Slalom argues that this pattern is adding tasks rather than removing them. Workers are often managing AI outputs on top of existing duties instead of handing off routine work in a more systematic way.
The numbers also sit alongside earlier Slalom research showing that 42% of UK companies said AI was delivering consistently higher-quality outputs. Together, the findings point to a wider issue around reliability and the level of human oversight still needed after deployment.
Adoption Gap
The survey shows a clear stepped pattern: AI assistants and chat interfaces are relatively common, while multi-agent workflows remain far less established.
The distinction matters because multi-agent systems are designed to co-ordinate tasks across several AI processes with less direct staff intervention. Without that structure, organisations may still rely on employees to translate tasks into prompts, judge whether outputs are accurate, and decide how work moves from one stage to another.
That creates an extra layer of administrative work for staff who were told AI would reduce routine burdens. In businesses where the tools are not tied to a clear operating model, any gains can be offset by the time spent supervising them.
The research forms part of a wider global study of 2,000 executives, leaders, and subject matter experts across five countries. Nearly all respondents worked at companies with annual revenue above USD $500 million, indicating a sample weighted towards larger organisations with active investment in AI.
Workplace Strain
Slalom linked the findings to what researchers have termed “AI brain fry”, a phrase used to describe fatigue caused by constant prompting, verification, and correction. The issue goes beyond technical performance to workforce design, as employees are asked to take on new responsibilities without shedding old ones.
This concern comes as employers face a tighter labour market and rising scrutiny over how technology affects jobs. The debate over AI in the workplace has increasingly shifted from access to tools to the quality of implementation, governance, and accountability.
According to Slalom, the challenge is not simply whether a company has introduced AI, but whether its people can tell when the system is producing weak or incorrect work. That places a premium on critical thinking and domain expertise, especially in functions where errors can have wider operational or commercial consequences.
“Most UK businesses have given their people AI tools without giving them a structured way of working with those tools.
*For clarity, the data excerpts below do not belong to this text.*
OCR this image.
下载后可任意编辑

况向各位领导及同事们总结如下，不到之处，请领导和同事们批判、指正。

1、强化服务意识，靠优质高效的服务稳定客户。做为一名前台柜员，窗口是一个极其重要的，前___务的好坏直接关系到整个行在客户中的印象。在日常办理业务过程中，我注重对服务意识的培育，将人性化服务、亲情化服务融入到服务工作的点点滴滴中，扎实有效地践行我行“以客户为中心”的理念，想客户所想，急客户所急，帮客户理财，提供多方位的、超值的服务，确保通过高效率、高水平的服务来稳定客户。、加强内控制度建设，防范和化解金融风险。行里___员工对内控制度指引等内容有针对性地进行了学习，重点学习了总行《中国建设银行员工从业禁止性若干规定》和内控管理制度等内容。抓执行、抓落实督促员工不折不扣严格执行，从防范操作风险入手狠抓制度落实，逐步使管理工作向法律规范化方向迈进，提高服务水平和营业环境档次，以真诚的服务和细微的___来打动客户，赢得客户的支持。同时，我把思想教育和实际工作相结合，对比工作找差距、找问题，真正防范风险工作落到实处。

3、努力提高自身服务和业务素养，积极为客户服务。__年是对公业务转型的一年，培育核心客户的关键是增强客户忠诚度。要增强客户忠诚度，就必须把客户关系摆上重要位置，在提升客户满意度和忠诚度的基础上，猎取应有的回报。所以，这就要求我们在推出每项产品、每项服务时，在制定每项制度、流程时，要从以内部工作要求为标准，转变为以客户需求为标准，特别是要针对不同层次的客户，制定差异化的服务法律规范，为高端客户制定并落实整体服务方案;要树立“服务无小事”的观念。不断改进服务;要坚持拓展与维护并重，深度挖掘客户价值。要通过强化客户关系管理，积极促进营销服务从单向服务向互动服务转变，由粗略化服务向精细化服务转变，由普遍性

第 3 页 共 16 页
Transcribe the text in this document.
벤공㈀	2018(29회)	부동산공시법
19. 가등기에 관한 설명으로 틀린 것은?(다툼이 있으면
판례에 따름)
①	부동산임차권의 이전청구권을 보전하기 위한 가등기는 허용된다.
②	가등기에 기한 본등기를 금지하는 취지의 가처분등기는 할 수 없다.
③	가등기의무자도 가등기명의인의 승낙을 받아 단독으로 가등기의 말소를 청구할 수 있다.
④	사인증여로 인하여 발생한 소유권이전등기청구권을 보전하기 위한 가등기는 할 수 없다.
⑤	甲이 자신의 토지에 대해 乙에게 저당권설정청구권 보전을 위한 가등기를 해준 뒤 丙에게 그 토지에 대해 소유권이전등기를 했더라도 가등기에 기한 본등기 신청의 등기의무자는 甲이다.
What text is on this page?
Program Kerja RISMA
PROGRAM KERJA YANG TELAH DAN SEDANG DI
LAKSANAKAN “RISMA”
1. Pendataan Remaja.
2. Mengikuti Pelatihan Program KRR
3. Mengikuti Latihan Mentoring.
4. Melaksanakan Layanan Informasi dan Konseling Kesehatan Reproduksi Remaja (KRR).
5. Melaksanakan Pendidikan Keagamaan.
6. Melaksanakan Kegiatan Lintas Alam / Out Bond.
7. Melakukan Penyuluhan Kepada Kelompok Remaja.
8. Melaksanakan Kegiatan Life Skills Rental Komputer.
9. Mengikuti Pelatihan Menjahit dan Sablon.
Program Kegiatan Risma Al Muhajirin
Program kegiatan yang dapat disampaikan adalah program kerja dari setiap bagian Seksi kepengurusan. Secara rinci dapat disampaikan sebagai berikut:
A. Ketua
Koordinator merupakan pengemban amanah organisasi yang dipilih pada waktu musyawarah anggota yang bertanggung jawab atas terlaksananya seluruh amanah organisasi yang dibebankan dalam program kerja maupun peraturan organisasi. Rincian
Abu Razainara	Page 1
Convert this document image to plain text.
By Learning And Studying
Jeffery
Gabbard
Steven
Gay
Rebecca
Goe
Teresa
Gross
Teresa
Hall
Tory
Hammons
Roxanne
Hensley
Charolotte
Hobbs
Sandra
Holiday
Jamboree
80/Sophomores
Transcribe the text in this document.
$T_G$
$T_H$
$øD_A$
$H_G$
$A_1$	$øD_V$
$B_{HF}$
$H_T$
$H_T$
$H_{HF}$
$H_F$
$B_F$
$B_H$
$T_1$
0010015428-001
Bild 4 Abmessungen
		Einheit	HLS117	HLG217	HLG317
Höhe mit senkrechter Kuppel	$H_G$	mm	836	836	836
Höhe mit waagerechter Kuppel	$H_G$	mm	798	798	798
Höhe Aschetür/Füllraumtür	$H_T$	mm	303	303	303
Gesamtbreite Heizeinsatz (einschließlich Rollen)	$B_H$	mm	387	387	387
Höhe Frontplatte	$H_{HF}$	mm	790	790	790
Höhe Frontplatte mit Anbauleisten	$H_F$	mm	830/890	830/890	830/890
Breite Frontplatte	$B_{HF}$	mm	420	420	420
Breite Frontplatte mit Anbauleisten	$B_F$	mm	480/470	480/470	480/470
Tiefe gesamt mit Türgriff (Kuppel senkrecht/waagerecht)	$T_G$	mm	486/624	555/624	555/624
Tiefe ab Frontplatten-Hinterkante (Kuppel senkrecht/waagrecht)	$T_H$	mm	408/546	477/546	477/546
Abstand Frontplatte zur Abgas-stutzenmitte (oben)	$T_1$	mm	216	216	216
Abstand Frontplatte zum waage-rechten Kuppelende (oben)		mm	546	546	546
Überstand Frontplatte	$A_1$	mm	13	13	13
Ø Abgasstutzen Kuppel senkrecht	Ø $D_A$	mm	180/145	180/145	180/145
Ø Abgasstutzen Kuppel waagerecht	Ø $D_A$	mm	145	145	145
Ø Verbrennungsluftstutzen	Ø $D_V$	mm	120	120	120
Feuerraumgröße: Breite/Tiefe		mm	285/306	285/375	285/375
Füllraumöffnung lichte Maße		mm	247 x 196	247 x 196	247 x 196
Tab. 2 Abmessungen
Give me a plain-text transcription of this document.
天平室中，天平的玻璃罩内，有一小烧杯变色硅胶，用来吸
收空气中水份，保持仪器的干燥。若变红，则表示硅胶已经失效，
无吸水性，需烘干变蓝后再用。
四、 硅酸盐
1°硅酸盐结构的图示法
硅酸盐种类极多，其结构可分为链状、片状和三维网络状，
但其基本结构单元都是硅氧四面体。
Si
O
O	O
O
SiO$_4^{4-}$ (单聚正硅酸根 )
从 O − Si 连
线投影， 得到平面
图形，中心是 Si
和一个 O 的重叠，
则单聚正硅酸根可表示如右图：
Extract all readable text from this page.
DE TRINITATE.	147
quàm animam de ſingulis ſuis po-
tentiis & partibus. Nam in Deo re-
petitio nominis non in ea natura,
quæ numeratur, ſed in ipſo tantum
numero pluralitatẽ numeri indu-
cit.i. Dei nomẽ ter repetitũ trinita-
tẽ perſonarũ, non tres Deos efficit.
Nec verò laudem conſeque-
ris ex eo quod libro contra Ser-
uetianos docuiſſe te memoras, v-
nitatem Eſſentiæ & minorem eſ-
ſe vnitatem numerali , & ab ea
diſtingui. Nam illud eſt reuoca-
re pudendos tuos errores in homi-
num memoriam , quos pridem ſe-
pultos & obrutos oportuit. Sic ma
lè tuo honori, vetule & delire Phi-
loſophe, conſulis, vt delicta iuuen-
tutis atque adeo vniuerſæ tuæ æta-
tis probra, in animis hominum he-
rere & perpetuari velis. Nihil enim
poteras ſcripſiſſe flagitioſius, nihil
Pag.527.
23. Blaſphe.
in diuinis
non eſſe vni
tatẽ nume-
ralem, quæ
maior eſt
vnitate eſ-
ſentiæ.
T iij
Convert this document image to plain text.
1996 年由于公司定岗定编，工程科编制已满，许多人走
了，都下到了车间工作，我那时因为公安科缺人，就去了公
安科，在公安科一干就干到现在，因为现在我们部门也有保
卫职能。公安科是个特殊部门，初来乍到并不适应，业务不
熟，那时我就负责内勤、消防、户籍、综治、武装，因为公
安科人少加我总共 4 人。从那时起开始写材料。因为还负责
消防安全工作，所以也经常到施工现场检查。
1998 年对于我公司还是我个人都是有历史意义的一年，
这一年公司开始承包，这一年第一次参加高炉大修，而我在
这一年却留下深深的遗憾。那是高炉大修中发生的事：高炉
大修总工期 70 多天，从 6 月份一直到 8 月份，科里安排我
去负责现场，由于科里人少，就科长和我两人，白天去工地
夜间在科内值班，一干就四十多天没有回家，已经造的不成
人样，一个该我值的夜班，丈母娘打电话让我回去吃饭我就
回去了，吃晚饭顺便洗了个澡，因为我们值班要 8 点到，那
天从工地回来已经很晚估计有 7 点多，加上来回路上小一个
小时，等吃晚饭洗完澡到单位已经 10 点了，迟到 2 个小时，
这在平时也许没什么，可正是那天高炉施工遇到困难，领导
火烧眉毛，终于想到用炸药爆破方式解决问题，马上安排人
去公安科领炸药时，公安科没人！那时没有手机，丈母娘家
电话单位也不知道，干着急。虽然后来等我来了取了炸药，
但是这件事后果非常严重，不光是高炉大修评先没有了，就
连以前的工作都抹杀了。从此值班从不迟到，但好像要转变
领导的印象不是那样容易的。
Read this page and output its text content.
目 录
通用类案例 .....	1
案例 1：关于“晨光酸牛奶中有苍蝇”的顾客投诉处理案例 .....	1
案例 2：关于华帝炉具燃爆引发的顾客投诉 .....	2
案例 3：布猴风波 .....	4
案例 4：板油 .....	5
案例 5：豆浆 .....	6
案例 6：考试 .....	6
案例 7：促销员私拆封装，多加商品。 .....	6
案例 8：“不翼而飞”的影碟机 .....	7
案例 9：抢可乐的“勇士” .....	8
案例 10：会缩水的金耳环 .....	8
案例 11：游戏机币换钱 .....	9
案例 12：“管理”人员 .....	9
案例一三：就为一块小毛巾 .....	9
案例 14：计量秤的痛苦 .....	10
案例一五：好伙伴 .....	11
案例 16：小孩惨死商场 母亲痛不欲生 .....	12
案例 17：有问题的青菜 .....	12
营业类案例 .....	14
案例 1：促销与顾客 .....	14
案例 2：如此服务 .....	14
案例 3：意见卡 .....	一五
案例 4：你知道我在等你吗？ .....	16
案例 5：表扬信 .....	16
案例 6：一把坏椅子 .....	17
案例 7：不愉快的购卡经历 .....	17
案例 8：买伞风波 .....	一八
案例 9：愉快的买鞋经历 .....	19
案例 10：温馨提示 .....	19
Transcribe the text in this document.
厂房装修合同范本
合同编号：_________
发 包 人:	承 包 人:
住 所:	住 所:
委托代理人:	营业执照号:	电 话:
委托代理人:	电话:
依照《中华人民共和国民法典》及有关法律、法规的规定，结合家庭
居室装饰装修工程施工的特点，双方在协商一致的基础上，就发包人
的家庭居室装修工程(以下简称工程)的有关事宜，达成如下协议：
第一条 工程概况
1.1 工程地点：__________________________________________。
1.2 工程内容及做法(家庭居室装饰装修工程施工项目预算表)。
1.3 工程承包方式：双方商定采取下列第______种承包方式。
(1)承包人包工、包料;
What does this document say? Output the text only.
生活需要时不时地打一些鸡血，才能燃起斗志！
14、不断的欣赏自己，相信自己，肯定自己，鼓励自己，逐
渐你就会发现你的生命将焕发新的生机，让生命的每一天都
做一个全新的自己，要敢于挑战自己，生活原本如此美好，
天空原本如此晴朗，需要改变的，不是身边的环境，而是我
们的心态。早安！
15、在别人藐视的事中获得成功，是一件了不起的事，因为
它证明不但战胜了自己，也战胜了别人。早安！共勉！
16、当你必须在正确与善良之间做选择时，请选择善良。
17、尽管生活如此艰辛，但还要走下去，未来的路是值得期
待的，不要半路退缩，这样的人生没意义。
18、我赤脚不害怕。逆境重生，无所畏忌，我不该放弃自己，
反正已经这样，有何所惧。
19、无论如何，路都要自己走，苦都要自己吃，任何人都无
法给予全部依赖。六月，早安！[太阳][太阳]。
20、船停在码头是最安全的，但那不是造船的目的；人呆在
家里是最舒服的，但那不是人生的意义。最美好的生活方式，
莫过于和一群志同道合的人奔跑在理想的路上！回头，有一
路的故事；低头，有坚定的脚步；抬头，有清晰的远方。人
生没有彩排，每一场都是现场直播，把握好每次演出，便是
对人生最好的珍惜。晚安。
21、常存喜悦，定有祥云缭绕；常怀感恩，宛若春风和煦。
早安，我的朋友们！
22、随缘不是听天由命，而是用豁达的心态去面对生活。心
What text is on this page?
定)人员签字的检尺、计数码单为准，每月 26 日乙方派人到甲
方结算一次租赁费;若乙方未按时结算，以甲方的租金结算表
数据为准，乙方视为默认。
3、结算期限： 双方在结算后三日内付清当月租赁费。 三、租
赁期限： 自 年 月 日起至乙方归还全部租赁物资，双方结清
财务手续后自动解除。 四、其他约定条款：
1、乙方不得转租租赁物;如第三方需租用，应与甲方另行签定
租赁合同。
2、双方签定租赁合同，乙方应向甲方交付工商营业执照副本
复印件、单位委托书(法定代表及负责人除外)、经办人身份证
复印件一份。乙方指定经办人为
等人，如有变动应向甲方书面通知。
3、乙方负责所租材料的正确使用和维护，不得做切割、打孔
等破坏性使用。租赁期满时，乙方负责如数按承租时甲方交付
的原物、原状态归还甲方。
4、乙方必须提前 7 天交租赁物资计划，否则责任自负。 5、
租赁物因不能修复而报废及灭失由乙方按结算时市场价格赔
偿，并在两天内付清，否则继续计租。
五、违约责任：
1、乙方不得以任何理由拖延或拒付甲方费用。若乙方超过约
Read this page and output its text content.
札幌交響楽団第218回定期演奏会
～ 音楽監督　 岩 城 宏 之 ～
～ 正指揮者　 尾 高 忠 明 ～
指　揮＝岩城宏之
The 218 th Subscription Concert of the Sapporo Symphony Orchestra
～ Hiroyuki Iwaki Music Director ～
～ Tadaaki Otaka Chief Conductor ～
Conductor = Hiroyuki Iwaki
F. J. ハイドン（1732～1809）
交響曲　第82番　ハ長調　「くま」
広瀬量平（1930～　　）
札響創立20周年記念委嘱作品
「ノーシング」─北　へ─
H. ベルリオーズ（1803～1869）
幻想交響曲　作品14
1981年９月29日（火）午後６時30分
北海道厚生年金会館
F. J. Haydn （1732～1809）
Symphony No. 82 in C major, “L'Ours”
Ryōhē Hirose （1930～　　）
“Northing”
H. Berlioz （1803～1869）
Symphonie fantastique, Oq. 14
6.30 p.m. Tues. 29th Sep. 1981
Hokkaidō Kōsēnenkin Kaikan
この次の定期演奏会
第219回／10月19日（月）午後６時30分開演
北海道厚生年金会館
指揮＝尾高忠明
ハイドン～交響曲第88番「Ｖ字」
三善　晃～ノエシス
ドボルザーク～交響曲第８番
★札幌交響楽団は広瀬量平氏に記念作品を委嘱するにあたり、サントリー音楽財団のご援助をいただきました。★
The result is that employees are spending more time prompting and checking AI than they’re saving. That’s not transformation, that’s new admin. The real question leaders should be asking isn’t ‘have we deployed AI?’, it’s ‘can our people tell when the AI is wrong?’ Because if the answer is no, you haven’t just got a burnout problem. You’ve got a judgement problem that no amount of tooling will fix,” said Sonali Fenner, managing director at Slalom.
Fenner’s remarks reflect a broader argument emerging across the consulting and software sectors: AI adoption is moving faster than organisational redesign. Companies can buy or build tools quickly, but changing decision rights, workflows, and oversight arrangements takes longer.
For larger businesses in particular, the survey suggests the next phase of AI use may depend less on adding more assistants and more on deciding which tasks can be automated safely, where human review is required, and how the two should interact. Only 31% of respondents said their organisations had reached the stage of using multi-agent workflows.